In the year before the cuts, from 2012 to 2013, over 570,000 people were given early legal advice. This covered all areas of civil law, including such important daily concerns like family, immigration, welfare benefits, and housing. By 2017-2018, the figure was now only near 140,000.

When the cuts were introduced, the government expected advice agencies and law centers to naturally fill the gap – but they also had their budgets cut. Now all those who would have been given their due access to legal advice before now could only make do by their own bewildered selves or give up entirely.

Another consequence of legal aid cuts was the sharp decline in the number of couples that enter mediation to resolve their differences. Children were often a casualty of such heavily acrimonious exchanges.

“There are many outbreaks of bad behaviour in the family court. That’s why it’s good to have third parties there. For individual parents, it’s unendurable stress. It’s an arcane system and now there’s no one there to explain it to them,” said Penny Scott, a solicitor at Cartridges Law in Exeter and chair of the Law Society’s family law committee.

Deep cuts to legal aid fees for solicitors and barristers have also driven many lawyers out of fields that were formerly covered by legal aid.

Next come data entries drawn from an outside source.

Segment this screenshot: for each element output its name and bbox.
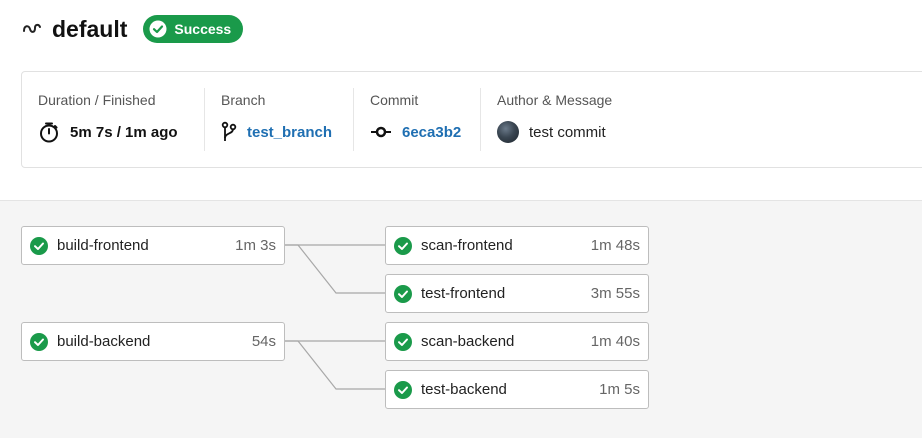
job-test-backend[interactable]: test-backend 1m 5s xyxy=(385,370,649,409)
author-label: Author & Message xyxy=(497,92,613,108)
status-badge: Success xyxy=(143,15,244,43)
stopwatch-icon xyxy=(38,121,60,143)
duration-label: Duration / Finished xyxy=(38,92,156,108)
check-circle-icon xyxy=(30,332,48,351)
job-duration: 1m 5s xyxy=(599,381,640,398)
duration-section: Duration / Finished 5m 7s / 1m ago xyxy=(22,88,205,151)
commit-message: test commit xyxy=(529,123,606,141)
job-duration: 1m 40s xyxy=(590,333,640,350)
job-name: build-frontend xyxy=(57,237,149,254)
page-title: default xyxy=(52,15,128,42)
avatar xyxy=(497,121,519,143)
check-circle-icon xyxy=(394,332,412,351)
workflow-header: default Success xyxy=(22,14,244,44)
job-test-frontend[interactable]: test-frontend 3m 55s xyxy=(385,274,649,313)
check-circle-icon xyxy=(394,284,412,303)
job-build-frontend[interactable]: build-frontend 1m 3s xyxy=(21,226,285,265)
commit-link[interactable]: 6eca3b2 xyxy=(402,124,461,141)
job-name: scan-frontend xyxy=(421,237,513,254)
check-circle-icon xyxy=(30,236,48,255)
job-duration: 3m 55s xyxy=(590,285,640,302)
job-name: build-backend xyxy=(57,333,151,350)
git-commit-icon xyxy=(370,121,392,143)
job-build-backend[interactable]: build-backend 54s xyxy=(21,322,285,361)
job-name: scan-backend xyxy=(421,333,515,350)
status-label: Success xyxy=(174,21,232,37)
duration-value: 5m 7s / 1m ago xyxy=(70,123,178,141)
branch-section: Branch test_branch xyxy=(205,88,354,151)
git-branch-icon xyxy=(221,121,237,143)
commit-label: Commit xyxy=(370,92,419,108)
check-circle-icon xyxy=(394,380,412,399)
branch-link[interactable]: test_branch xyxy=(247,124,332,141)
job-duration: 1m 48s xyxy=(590,237,640,254)
check-circle-icon xyxy=(394,236,412,255)
job-scan-backend[interactable]: scan-backend 1m 40s xyxy=(385,322,649,361)
workflow-icon xyxy=(22,19,42,39)
commit-section: Commit 6eca3b2 xyxy=(354,88,481,151)
job-duration: 54s xyxy=(251,333,276,350)
author-section: Author & Message test commit xyxy=(481,88,701,151)
check-circle-icon xyxy=(149,20,167,38)
job-graph: build-frontend 1m 3s scan-frontend 1m 48… xyxy=(0,200,922,438)
job-name: test-frontend xyxy=(421,285,506,302)
workflow-info-card: Duration / Finished 5m 7s / 1m ago Branc… xyxy=(21,71,922,168)
job-duration: 1m 3s xyxy=(235,237,276,254)
job-scan-frontend[interactable]: scan-frontend 1m 48s xyxy=(385,226,649,265)
job-name: test-backend xyxy=(421,381,507,398)
branch-label: Branch xyxy=(221,92,266,108)
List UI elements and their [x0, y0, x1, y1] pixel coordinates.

Deep cuts to legal aid fees for solicitors and barristers have also driven out many lawyers and promising new hires from fields that were formerly covered by legal aid. The nature of legal aid work, with its unpredictable and social hours, and high workload, make it an almost impossible task to combine with their own family life.

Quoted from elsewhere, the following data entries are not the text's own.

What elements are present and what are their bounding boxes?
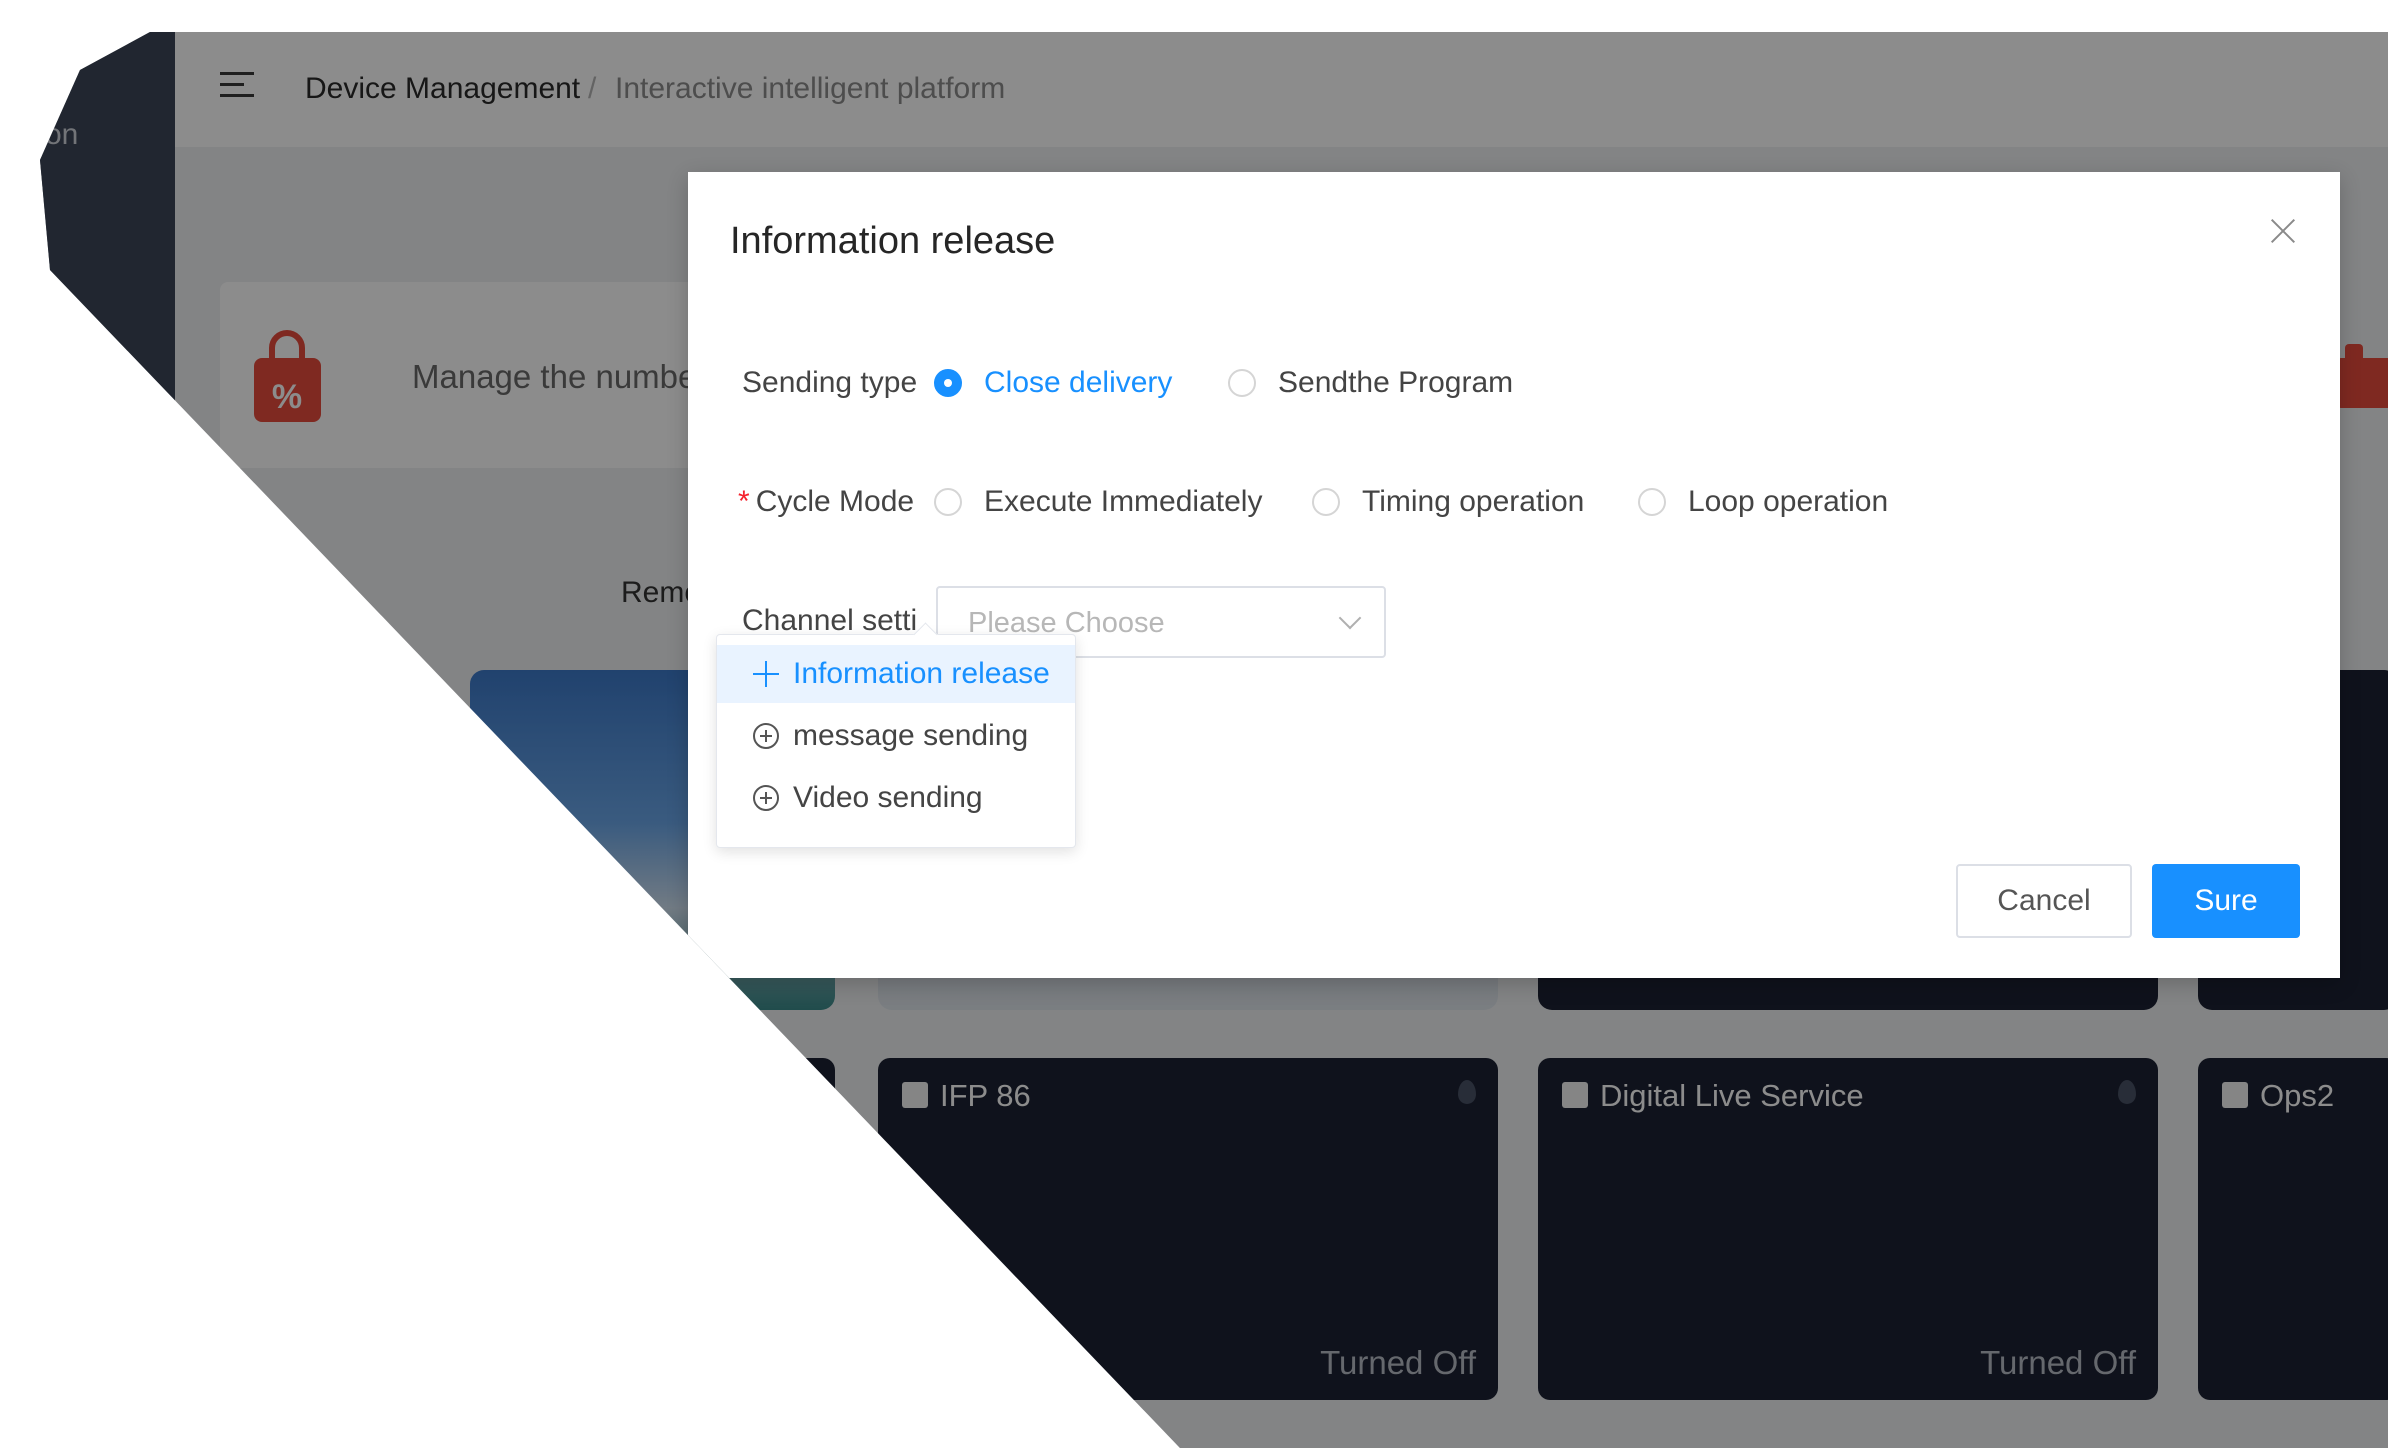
cancel-button[interactable]: Cancel <box>1956 864 2132 938</box>
plus-icon <box>753 661 779 687</box>
cycle-mode-label: * Cycle Mode <box>738 485 914 519</box>
device-checkbox[interactable] <box>2222 1082 2248 1108</box>
menu-toggle-icon[interactable] <box>220 70 254 100</box>
cycle-mode-text: Cycle Mode <box>755 485 915 518</box>
dialog-title: Information release <box>730 220 1056 262</box>
channel-dropdown: Information release message sending Vide… <box>716 622 1076 848</box>
radio-execute-immediately[interactable]: Execute Immediately <box>934 485 1262 519</box>
breadcrumb-device-management[interactable]: Device Management <box>305 72 580 106</box>
circle-plus-icon <box>753 785 779 811</box>
device-card[interactable] <box>720 1058 835 1400</box>
device-title: IFP 86 <box>940 1078 1031 1113</box>
discount-bag-icon: % <box>254 330 321 422</box>
location-pin-icon <box>2118 1080 2136 1104</box>
breadcrumb-separator: / <box>588 72 597 105</box>
device-title: Digital Live Service <box>1600 1078 1864 1113</box>
radio-timing-operation[interactable]: Timing operation <box>1312 485 1584 519</box>
banner-text: Manage the numbe <box>412 358 697 395</box>
radio-unchecked-icon <box>1638 488 1666 516</box>
gift-icon <box>2335 344 2388 408</box>
close-icon[interactable] <box>2270 218 2296 244</box>
location-pin-icon <box>1458 1080 1476 1104</box>
radio-close-delivery[interactable]: Close delivery <box>934 366 1172 400</box>
circle-plus-icon <box>753 723 779 749</box>
device-status: Turned Off <box>1980 1344 2136 1381</box>
dropdown-item-video-sending[interactable]: Video sending <box>717 769 1075 827</box>
channel-setting-label: Channel setti <box>742 604 918 637</box>
radio-checked-icon <box>934 369 962 397</box>
device-card[interactable]: IFP 86 Turned Off <box>878 1058 1498 1400</box>
radio-label: Timing operation <box>1362 485 1585 518</box>
device-card[interactable]: Digital Live Service Turned Off <box>1538 1058 2158 1400</box>
radio-label: Sendthe Program <box>1278 366 1514 399</box>
device-card[interactable]: Ops2 <box>2198 1058 2388 1400</box>
sending-type-label: Sending type <box>742 366 918 399</box>
chevron-down-icon <box>1338 606 1362 630</box>
device-checkbox[interactable] <box>1562 1082 1588 1108</box>
information-release-dialog: Information release Sending type Close d… <box>688 172 2340 978</box>
dropdown-item-label: Information release <box>793 657 1050 690</box>
radio-label: Loop operation <box>1688 485 1889 518</box>
required-mark: * <box>738 485 750 518</box>
svg-text:%: % <box>272 378 302 416</box>
radio-loop-operation[interactable]: Loop operation <box>1638 485 1888 519</box>
radio-unchecked-icon <box>1228 369 1256 397</box>
header: Device Management / Interactive intellig… <box>175 32 2388 147</box>
radio-send-program[interactable]: Sendthe Program <box>1228 366 1513 400</box>
dropdown-item-label: Video sending <box>793 781 983 814</box>
breadcrumb-current: Interactive intelligent platform <box>615 72 1006 105</box>
dropdown-item-information-release[interactable]: Information release <box>717 645 1075 703</box>
dropdown-item-label: message sending <box>793 719 1029 752</box>
device-checkbox[interactable] <box>902 1082 928 1108</box>
radio-label: Close delivery <box>984 366 1173 399</box>
radio-unchecked-icon <box>934 488 962 516</box>
device-status: Turned Off <box>1320 1344 1476 1381</box>
sidebar-item-label[interactable]: tion <box>40 118 78 152</box>
radio-label: Execute Immediately <box>984 485 1263 518</box>
dropdown-item-message-sending[interactable]: message sending <box>717 707 1075 765</box>
device-title: Ops2 <box>2260 1078 2335 1113</box>
sidebar: tion <box>40 32 175 1448</box>
radio-unchecked-icon <box>1312 488 1340 516</box>
app-screenshot: tion Device Management / Interactive int… <box>40 32 2388 1448</box>
sure-button[interactable]: Sure <box>2152 864 2300 938</box>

This leaves what the Law Society has termed “advice deserts”, large parts of the country where claimants cannot find any experts to consult.

“I would say be careful not to confuse legal aid solicitors with commercial or civil solicitors, who earn far more in general,” said Solicitor Alex Chapman. “My salary is comparable to a policeman or a plumber and we’re not paid quite as handsomely as you might think.”

Hope for the Future

In September of 2018, the Equality and Human Rights Commission (“EHRC”) published a report at the impact of the Legal Aid, Sentencing and Punishment of Offenders Act 2012 (LASPO) since it came into force in 2013. The conclusion has been that it was a pretty terrible affair at all levels.

Yes it has saved the government money, but at the cost of much more human suffering. “Labour helped these devastating legal aid cuts along. Now it’s time to fix it,” said former lord chancellor Charles Falconer.

The Bach Commission on the Right to Justice Report recommends a legally enforceable right to access to reasonable legal assistance as part a new Right to Justice Act.

Legal aid is a foundation for a civilized democracy. Without it, people cannot enforce their rights or defend themselves against the state. Legal advice and representation is similar to healthcare – it’s not something you wish to have to use, but should be there when you need it.

Article by Hadaway & Hadaway Family Solicitors in the North East UK.